Relationships are built on a number of things – love, trust, common experiences and many other feelings. Although weight loss can be distressing for you both, it can help to discuss this openly and talking about the problem may help you feel closer.

People who have lost their appetites may feel self-conscious about eating at home with the family or eating out with friends. Eating is usually a social event, so even if you feel you cannot manage a full meal, there is no reason for you to feel excluded. Your friends and family will understand and will enjoy being with you, even if you can't eat as much as usual.

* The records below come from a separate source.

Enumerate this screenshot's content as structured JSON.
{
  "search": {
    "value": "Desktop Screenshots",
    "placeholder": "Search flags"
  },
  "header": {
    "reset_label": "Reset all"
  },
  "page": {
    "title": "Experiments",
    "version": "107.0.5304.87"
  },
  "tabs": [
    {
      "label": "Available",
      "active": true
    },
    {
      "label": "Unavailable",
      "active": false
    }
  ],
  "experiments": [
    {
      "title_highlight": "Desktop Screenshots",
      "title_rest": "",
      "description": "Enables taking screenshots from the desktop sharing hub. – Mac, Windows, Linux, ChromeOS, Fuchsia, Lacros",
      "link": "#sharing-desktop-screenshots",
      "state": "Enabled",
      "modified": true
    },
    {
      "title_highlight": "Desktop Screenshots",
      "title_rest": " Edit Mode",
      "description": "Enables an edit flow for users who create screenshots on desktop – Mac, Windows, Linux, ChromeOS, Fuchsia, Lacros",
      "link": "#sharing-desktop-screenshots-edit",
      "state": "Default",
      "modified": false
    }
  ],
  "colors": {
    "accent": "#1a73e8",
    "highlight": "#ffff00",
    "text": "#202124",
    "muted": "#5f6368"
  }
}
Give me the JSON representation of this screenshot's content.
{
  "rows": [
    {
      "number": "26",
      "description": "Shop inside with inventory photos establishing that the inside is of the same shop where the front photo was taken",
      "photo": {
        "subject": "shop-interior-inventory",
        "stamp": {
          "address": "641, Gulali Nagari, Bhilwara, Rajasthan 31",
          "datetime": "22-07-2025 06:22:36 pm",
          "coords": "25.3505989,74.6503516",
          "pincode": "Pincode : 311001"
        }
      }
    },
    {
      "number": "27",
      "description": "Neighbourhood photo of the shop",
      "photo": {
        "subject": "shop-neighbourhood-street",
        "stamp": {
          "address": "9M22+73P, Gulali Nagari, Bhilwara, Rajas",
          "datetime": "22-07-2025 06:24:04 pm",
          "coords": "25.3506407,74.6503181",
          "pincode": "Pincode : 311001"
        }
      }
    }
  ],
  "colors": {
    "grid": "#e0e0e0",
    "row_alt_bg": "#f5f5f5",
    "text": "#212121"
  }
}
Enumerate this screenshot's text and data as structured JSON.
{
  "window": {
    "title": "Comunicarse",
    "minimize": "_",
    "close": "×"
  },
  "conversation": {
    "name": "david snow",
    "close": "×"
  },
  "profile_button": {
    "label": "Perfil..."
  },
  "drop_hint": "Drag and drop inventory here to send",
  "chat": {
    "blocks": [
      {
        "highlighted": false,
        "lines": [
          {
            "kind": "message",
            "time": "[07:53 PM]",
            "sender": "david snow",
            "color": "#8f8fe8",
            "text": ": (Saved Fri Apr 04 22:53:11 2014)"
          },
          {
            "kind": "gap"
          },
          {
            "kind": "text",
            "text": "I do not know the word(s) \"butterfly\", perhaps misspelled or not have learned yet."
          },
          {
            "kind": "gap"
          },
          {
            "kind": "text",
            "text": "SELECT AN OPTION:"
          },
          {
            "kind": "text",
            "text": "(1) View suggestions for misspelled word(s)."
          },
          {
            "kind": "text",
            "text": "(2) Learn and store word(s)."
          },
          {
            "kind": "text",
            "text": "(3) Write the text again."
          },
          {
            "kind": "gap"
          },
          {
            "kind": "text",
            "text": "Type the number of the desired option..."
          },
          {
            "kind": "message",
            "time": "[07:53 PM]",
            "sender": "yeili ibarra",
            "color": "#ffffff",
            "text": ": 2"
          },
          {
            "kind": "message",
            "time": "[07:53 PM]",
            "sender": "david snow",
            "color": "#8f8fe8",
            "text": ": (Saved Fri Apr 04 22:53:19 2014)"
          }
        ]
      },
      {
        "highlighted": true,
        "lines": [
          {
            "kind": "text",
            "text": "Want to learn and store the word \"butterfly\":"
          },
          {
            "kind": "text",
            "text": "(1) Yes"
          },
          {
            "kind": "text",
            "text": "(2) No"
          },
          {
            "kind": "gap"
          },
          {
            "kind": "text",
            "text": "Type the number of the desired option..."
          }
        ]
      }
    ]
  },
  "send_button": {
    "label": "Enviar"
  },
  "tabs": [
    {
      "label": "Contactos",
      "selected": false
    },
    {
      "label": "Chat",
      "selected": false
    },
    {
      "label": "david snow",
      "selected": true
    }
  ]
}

Sometimes, perhaps when you are feeling tired or sick, you may not be able to prepare food. If you are the person in your family who usually makes the meals, it can feel strange to stand back and let someone else take charge. It is important not to feel guilty about letting someone else do your tasks when you are unwell. After all, when you feel better again you can always take up your responsibility for cooking once more.

Don't hesitate to seek professional help if you are finding it difficult to cope with your illness and your emotions. Talking about your feelings can often help to clarify your own thoughts and give others the opportunity to understand how you are feeling. You may find it helpful to talk to a professional counsellor who lives near you, or a local support group.

Don't see it as a sign of failure that you have not been able to cope on your own. Once people understand how you are feeling they can be more supportive.